Justy: So the implementation is actually not that hard?
Cody: The concept is simple. That's why vLLM and SGLang and other modern frameworks do this by default now.
Justy: And the reason I care about this is because if you're building any LLM service, you either implement continuous batching or your GPU is sitting idle waiting for slow requests. That's not a theoretical loss—that's real throughput, real cost.
Cody: Exactly. If you're serving hundreds of concurrent users, heterogeneous request lengths are the norm. Some user asks for three tokens, another asks for five hundred. Static batching forces you to pick a batch size and a max length, and you're always padding short requests or truncating long ones or both.
Justy: Okay, so one thing I want to push on: the article assumes you have a GPU with enough memory to hold multiple KV caches at once. If memory is tight, continuous batching becomes a trade-off, right?
Cody: Yeah, that's real. KV cache size scales with sequence length and batch size. But the article assumes you're already batching, so you're already paying that memory cost. Continuous batching just lets you use that memory more efficiently by not padding.
Justy: Fair. And for the people who should care about this—that's anyone running inference at scale. Not just researchers, not just hobbyists, but anyone actually serving requests.

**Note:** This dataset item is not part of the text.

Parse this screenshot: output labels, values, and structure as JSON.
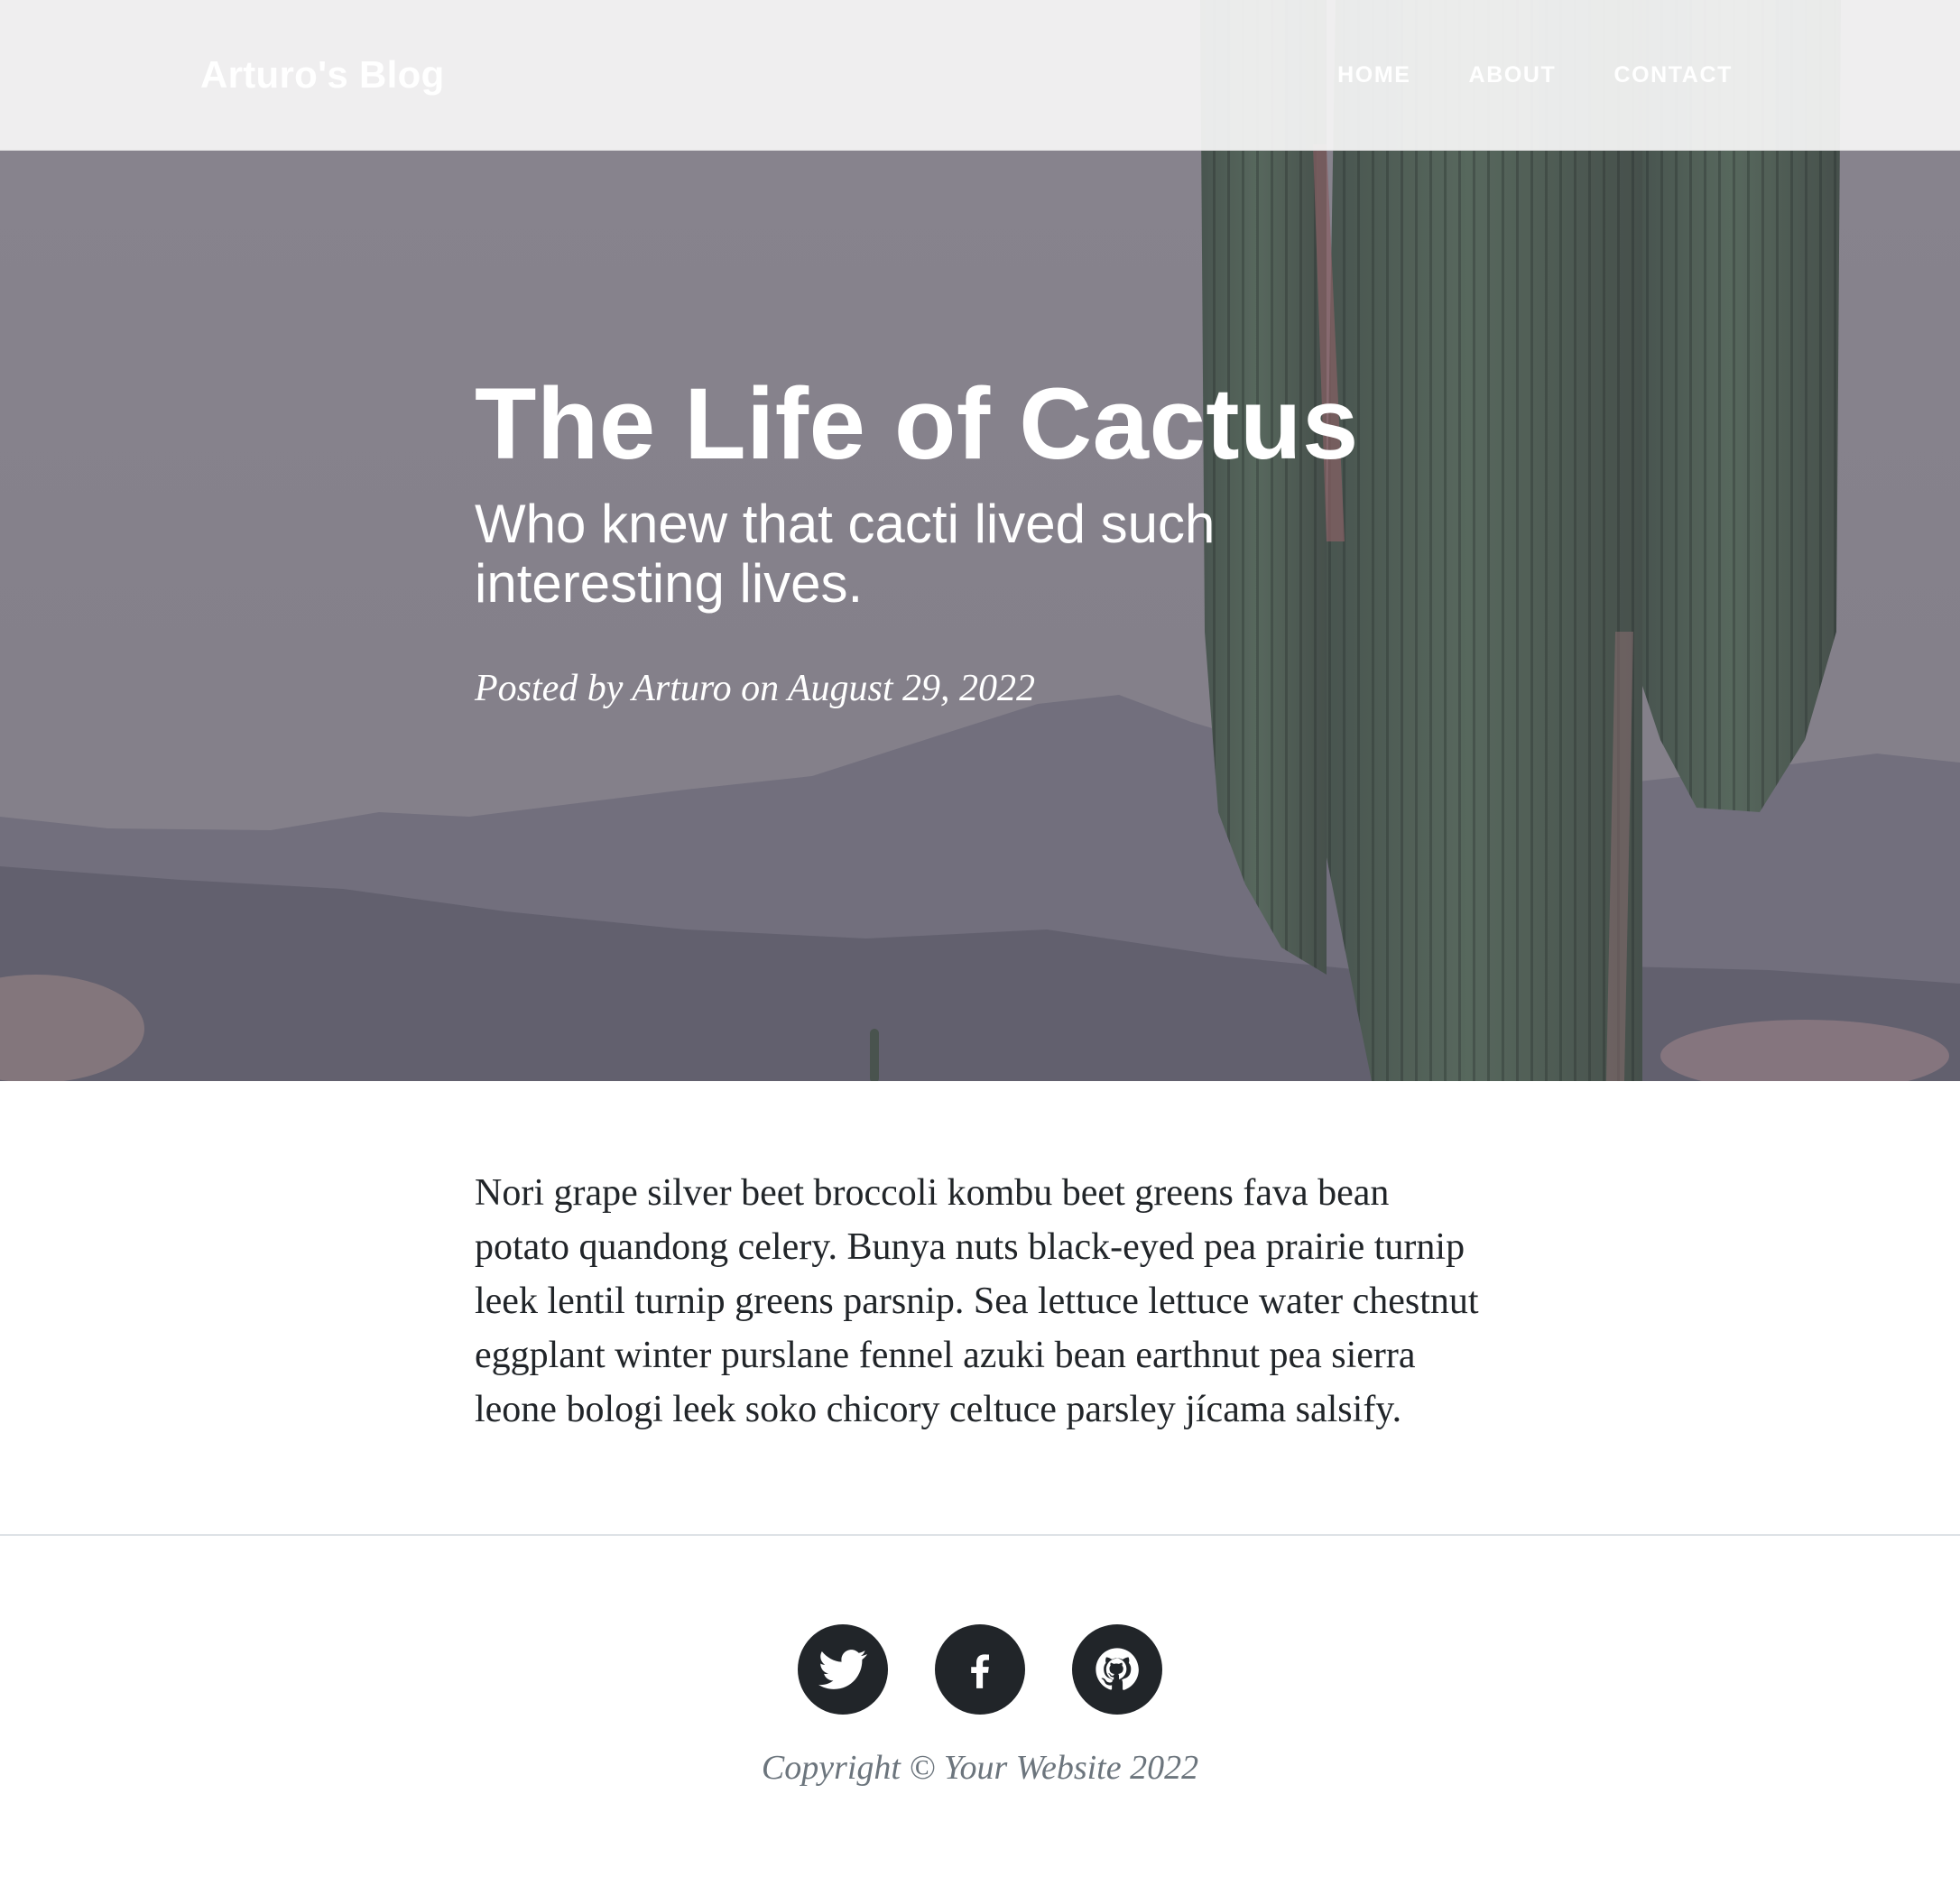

Cody: If you're using an off-the-shelf inference service like OpenAI or Anthropic, they're already doing this. If you're running your own stack, understanding this is kind of essential. You can't tune or debug what you don't understand.
Justy: Mm-hm. So if someone's building an LLM API or optimizing their inference costs, this is required reading.
Cody: Absolutely. And if you're not building inference yourself but you're evaluating services, understanding this is how you ask smart questions about throughput and latency guarantees.
Justy: Yeah. Like, "Do you use continuous batching?" is now a fair question to ask a vendor.
Cody: If they don't, you know they're leaving money on the table.
Justy: Yep. Alright, so if you're shipping inference, read this. If you're not but you're curious how the infrastructure actually works, also read it. The code is there, the problem is real, and the solution is practical.